Publications


Migrations divines

The exhibition and the book Divine Migrations provide a new look at the great ancient polytheisms (Egyptian, Greek and Roman) and their borrowing and reappropriation dynamics. Far from being isolated and fixed religious expressions, these facts of civilization intersect and respond to each other in the heart of the Mediterranean. Travel, trade or conquests contribute largely to the diffusion of ancient cults. They shape renewed theological forms that fully illustrate the permeability and spirit of openness carried by the religions of Antiquity.
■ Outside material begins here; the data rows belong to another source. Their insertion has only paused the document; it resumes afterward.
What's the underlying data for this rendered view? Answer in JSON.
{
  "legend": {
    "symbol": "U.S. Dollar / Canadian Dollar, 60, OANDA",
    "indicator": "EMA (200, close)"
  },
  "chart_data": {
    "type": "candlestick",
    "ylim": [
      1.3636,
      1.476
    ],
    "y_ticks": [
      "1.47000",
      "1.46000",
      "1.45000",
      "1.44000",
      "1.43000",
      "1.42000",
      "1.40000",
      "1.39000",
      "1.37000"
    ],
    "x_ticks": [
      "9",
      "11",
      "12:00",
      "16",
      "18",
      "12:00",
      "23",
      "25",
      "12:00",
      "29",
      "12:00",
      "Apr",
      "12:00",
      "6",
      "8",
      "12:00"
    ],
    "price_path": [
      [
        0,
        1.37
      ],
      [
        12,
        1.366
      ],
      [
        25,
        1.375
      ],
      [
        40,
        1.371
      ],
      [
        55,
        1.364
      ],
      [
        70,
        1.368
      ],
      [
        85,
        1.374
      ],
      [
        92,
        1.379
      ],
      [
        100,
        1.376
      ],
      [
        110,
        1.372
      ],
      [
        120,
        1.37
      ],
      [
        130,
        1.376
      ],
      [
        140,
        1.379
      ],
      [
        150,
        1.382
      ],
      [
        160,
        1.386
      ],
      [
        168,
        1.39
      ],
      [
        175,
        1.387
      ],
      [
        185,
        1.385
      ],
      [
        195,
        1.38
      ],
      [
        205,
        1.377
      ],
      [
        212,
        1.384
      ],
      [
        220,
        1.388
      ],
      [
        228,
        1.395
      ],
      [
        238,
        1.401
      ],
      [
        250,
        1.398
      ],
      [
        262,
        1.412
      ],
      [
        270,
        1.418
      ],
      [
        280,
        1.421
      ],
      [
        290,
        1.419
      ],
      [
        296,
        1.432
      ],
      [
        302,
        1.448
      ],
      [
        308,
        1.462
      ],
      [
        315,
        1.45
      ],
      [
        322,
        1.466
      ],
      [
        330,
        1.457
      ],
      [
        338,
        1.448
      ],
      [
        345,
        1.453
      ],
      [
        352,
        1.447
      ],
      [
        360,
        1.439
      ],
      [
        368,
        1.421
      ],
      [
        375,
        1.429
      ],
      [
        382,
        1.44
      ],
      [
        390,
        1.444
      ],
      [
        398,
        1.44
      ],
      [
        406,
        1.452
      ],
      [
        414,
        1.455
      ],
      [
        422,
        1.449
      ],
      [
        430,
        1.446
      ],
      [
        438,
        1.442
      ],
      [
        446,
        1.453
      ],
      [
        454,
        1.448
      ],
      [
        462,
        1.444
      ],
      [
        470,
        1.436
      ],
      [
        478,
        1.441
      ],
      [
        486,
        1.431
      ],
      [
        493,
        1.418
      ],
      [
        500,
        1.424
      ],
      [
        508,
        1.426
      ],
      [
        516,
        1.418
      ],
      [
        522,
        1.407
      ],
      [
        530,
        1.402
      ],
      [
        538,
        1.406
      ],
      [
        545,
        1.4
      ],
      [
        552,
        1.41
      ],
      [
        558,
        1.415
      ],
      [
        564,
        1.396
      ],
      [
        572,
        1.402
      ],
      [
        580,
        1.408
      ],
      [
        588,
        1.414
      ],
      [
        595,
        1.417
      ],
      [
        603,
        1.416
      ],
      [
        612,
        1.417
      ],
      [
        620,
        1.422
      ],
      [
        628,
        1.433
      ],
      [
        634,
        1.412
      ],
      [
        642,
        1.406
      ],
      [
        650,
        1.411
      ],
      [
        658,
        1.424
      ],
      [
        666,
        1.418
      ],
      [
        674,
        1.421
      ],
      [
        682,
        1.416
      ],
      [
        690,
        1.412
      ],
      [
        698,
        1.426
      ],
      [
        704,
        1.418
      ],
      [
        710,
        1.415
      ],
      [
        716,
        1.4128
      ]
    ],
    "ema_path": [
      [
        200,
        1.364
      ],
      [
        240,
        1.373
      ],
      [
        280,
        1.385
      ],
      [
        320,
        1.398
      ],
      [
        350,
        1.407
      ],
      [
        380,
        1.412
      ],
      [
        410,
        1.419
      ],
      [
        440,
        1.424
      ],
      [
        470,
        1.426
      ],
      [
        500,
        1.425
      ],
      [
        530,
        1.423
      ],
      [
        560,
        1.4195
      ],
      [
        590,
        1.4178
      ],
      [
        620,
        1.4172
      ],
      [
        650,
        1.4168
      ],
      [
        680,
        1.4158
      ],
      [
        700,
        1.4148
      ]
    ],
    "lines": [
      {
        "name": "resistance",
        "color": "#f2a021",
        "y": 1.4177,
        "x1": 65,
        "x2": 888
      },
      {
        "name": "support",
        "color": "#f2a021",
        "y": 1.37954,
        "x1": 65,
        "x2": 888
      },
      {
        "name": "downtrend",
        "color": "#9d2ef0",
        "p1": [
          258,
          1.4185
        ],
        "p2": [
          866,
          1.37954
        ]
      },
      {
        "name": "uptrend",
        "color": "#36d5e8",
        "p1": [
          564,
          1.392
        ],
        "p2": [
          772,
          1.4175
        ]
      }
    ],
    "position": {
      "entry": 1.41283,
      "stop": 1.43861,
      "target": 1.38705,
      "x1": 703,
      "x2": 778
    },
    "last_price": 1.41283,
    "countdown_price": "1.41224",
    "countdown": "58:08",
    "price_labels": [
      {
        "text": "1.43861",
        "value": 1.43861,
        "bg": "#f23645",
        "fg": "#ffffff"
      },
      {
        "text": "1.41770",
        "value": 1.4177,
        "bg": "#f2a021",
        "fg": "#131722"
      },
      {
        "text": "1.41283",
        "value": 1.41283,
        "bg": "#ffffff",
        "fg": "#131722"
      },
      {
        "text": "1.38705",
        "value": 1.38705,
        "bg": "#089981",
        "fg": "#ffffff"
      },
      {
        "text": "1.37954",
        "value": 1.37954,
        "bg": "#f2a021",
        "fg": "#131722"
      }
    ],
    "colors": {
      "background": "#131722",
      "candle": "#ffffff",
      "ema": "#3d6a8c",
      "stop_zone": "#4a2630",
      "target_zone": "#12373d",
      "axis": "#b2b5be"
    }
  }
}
edited by Myriame Morel-deledalle
scientific council of jean-luc chappaz and frédéric mougenot

Through a collection of exceptional archaeological works and objects on loan from the Fondation Gandur pour l’Art and the Musées d’Art et d’Histoire of Geneva, this exhibition focuses on three basins of civilization in the Mediterranean - Egypt, Greece and Rome - in which men have imagined gods in different ways and created pantheons with characteristics specific to each culture. The exhibition presents ritual objects and images of worship, which enabled the Ancients to represent the world of the divine or to participate in their quest for immortality.

Migrations divines presents a little over 200 ancient works (dating from the 3rd millennium BC to the 3rd century AD), which bear witness to the adoption of divinities from elsewhere or the formation of new mixed divine forms. It questions the dialogue between the Egyptian, Greek and Roman pantheons in their practices, beliefs and representations of the divine.